Tout a commencé, il y a quelques années, par une lecture formidable. Celle de ce livre qui, l’année même de sa parution, en 2008, obtint le Prix Goncourt.
En quatrième de couverture, ces quelques lignes :
Syngué sabour, n.f. (du persan syngue «pierre», et sabour «patiente»). Pierre de patience. Dans la mythologie persane, il s’agit d’une pierre magique que l’on pose devant soi pour déverser sur elle ses malheurs, ses souffrances, ses douleurs, ses misères… On lui confie tout ce que l’on n’ose pas révéler aux autres… Et la pierre écoute, absorbe comme une éponge tous les mots, tous les secrets jusqu’à ce qu’un beau jour elle éclate… Et ce jour-là on est délivré.
Atiq Rahimi, l’auteur, est né le 26 février 1962 à Kaboul, Afghanistan. C’est un romancier et un réalisateur de double nationalité française et afghane. Il vit la guerre d’Afghanistan de 1979 à 1984, puis il se réfugie au Pakistan. Après avoir demandé l’asile politique à la France, il obtient son doctorat en audiovisuel à la Sorbonne. Pendant ce temps, son frère, communiste, resté en Afghanistan, est assassiné en 1989, mais Atiq Rahimi n’apprend sa mort qu’un an plus tard.
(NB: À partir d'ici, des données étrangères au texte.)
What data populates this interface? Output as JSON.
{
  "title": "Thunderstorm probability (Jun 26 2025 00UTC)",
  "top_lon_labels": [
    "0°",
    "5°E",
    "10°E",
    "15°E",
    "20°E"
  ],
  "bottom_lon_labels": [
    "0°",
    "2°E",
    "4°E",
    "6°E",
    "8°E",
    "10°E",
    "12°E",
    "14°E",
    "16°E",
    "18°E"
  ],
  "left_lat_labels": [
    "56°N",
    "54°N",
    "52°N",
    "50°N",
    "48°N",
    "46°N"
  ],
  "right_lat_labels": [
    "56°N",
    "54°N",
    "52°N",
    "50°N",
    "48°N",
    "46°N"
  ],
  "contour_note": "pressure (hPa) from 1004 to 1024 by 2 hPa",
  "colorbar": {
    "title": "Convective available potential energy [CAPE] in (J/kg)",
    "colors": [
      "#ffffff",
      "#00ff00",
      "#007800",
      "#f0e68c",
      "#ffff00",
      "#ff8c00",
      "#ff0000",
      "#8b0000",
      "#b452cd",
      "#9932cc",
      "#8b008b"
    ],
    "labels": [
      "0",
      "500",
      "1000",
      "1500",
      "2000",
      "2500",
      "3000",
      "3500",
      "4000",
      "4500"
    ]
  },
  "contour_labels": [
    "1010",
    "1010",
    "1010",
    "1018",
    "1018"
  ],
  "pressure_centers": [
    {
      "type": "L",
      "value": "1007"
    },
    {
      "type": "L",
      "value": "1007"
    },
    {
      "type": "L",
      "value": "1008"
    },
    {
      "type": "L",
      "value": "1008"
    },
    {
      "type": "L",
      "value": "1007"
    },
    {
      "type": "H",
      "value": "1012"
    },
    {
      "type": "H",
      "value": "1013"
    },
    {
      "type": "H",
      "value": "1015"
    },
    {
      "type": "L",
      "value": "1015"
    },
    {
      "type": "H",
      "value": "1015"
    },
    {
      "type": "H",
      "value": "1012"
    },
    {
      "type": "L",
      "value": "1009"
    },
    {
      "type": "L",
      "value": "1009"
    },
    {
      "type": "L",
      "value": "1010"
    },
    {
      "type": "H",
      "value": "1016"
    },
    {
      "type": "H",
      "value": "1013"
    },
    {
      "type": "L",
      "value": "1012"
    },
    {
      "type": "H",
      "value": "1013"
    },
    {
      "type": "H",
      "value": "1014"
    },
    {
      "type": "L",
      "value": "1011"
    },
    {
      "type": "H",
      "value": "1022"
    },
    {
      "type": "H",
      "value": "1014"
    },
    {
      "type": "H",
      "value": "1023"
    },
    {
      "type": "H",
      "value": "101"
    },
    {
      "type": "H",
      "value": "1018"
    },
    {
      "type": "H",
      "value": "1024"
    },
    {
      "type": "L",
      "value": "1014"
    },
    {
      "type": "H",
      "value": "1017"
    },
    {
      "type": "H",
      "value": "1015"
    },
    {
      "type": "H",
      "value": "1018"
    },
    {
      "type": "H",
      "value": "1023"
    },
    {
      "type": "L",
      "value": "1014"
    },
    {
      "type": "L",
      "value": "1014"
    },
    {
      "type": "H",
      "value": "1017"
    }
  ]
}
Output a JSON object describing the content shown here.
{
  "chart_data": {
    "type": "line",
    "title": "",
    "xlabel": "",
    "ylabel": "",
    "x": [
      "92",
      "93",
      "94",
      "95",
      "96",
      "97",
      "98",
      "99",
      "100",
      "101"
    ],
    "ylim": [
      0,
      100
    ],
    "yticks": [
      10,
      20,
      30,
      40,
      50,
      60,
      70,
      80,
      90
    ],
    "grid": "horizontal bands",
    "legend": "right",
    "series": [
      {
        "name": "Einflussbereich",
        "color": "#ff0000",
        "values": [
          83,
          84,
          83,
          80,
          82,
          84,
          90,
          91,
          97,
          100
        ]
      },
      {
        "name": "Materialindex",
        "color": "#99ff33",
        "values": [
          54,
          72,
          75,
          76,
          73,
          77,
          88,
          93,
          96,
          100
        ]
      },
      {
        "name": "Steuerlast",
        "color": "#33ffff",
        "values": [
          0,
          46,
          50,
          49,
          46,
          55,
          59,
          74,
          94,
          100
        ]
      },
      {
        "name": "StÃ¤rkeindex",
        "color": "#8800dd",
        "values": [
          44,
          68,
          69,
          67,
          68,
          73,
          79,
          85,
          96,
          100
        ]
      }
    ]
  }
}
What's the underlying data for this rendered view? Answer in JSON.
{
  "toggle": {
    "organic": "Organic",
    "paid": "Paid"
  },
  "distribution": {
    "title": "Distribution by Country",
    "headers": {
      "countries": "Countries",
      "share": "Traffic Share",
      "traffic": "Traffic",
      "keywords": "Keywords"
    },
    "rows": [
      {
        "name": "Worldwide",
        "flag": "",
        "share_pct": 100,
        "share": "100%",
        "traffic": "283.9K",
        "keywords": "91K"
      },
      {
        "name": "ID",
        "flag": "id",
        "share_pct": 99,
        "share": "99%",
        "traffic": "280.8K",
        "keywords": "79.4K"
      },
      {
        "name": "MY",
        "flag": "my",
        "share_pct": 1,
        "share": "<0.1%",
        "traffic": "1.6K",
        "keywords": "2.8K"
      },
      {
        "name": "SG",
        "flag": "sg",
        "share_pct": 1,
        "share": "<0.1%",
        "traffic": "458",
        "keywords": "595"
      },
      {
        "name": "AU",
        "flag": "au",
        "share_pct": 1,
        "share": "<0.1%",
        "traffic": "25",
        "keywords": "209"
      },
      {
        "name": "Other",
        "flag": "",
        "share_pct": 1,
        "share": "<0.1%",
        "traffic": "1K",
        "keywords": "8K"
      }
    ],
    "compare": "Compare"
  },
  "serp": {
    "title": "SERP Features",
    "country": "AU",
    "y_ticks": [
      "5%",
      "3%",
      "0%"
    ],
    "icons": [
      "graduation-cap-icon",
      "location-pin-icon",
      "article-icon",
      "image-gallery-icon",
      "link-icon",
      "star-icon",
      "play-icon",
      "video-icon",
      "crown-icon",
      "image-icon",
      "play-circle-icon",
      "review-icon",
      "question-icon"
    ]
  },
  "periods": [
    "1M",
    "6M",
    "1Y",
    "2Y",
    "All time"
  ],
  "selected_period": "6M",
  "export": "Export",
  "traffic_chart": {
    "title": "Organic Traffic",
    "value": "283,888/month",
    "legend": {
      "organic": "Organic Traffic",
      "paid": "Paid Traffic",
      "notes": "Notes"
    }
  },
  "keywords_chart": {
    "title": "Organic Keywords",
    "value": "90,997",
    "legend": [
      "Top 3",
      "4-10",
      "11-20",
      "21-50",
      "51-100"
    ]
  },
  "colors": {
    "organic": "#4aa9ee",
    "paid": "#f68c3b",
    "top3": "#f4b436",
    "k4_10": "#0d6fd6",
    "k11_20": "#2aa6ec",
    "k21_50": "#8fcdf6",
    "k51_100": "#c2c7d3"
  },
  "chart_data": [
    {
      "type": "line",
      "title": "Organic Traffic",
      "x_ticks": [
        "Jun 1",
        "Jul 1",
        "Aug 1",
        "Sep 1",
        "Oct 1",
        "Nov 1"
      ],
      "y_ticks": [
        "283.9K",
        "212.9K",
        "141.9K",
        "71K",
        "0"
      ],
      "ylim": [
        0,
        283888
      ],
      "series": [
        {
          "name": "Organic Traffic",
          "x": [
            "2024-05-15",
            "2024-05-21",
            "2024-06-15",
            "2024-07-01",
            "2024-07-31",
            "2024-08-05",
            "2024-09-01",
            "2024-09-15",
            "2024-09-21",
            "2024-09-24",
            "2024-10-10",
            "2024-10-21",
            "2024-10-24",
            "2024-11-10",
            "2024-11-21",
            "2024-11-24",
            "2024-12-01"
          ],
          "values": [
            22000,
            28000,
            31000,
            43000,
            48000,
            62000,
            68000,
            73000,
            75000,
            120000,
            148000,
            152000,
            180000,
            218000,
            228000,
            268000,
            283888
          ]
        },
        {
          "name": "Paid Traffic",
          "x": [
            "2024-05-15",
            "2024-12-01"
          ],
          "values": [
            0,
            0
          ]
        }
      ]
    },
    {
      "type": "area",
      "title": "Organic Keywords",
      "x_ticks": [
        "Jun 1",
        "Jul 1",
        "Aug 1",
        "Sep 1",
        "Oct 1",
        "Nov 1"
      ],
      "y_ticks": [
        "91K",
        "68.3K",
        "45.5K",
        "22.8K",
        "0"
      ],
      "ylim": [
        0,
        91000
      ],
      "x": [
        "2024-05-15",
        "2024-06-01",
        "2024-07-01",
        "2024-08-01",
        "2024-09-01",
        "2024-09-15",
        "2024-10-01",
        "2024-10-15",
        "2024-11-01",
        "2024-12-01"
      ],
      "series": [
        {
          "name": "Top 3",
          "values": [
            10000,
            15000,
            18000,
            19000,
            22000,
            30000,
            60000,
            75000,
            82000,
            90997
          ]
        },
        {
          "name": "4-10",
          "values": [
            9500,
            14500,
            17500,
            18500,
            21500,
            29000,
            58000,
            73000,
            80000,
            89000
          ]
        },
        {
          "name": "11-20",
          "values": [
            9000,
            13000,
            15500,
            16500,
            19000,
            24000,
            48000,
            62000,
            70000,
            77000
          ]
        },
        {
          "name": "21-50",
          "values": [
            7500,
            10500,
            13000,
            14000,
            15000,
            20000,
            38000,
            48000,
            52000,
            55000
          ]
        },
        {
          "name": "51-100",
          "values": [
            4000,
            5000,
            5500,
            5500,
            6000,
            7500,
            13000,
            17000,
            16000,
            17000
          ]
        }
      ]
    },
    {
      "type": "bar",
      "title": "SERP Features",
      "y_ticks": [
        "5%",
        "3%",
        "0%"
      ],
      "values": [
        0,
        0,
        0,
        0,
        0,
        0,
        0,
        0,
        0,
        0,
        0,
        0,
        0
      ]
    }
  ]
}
Son premier long-métrage « Terre et Cendres » (Khâkestar-o-khâk), présenté dans la section Un Certain Regard au festival de Cannes 2004, a obtenu le Prix du Regard vers l’Avenir. Contrairement à ses trois premiers romans écrits en persan, Syngué Sabour, Pierre de patience, est directement écrit en français : « Il me fallait une autre langue que la mienne pour parler des tabous ». (Source : RFI)
En Afghanistan peut-être, ou ailleurs, une femme veille son mari blessé. Les heures et les jours passent tandis que la guerre approche. Et la langue de la femme se délie, tisse le récit d’une vie d’humiliations, dans l’espoir d’une possible rédemption…
Aujourd’hui, je découvrais un très beau film, diffusé par le cinéma Lumière, à La Ciotat.
Très fidèle au livre, quelle surprise de voir les représentations personnelles que livraient ce roman devenir mouvements, paroles et couleurs sur grand écran. Quelles images ! Et quelle actrice, Golshifteh Farahani ! Quelle présence. Quelle dimension. Quel plaisir de la retrouver, après l’extraordinaire film « A propos d’Elly » (Darbareye Elly), d’Asghar Farhadi. Syngué sabour a été tourné en persan et en dari, le persan afghan. « Golshifteh Farahani a été obligée d’apprendre ses dialogues en afghan sans y changer un seul mot. Les Iraniens, pour comprendre le film, doivent lire les sous-titres ». (Source : Marianne). La voir ainsi, aux côtés de son mari, au sol, inerte, blessé gravement, maintenu en vie on ne sait comment. La femme parle. Lui parle. Elle se confie. Très rapidement, la parole se libère. Tandis qu’au dehors, la menace est permanente. La tension toujours palpable. Des cris par-ci, un bombardement par-là. Des rafales d’armes automatiques au loin. Les chenilles d’un véhicule blindé qui s’approche dans un vacarme assourdissant. Et la femme tient. Elle est vivante. Une grande histoire. La puissance des mots. Tous comptes faits, qui mieux que la grande Golshifteh Farahani pouvait donner à ce rôle si particulier toute la dimension qui est la sienne.
Ne loupez pas ce film. Et en VO surtout, histoire d’apprécier pleinement cette oeuvre.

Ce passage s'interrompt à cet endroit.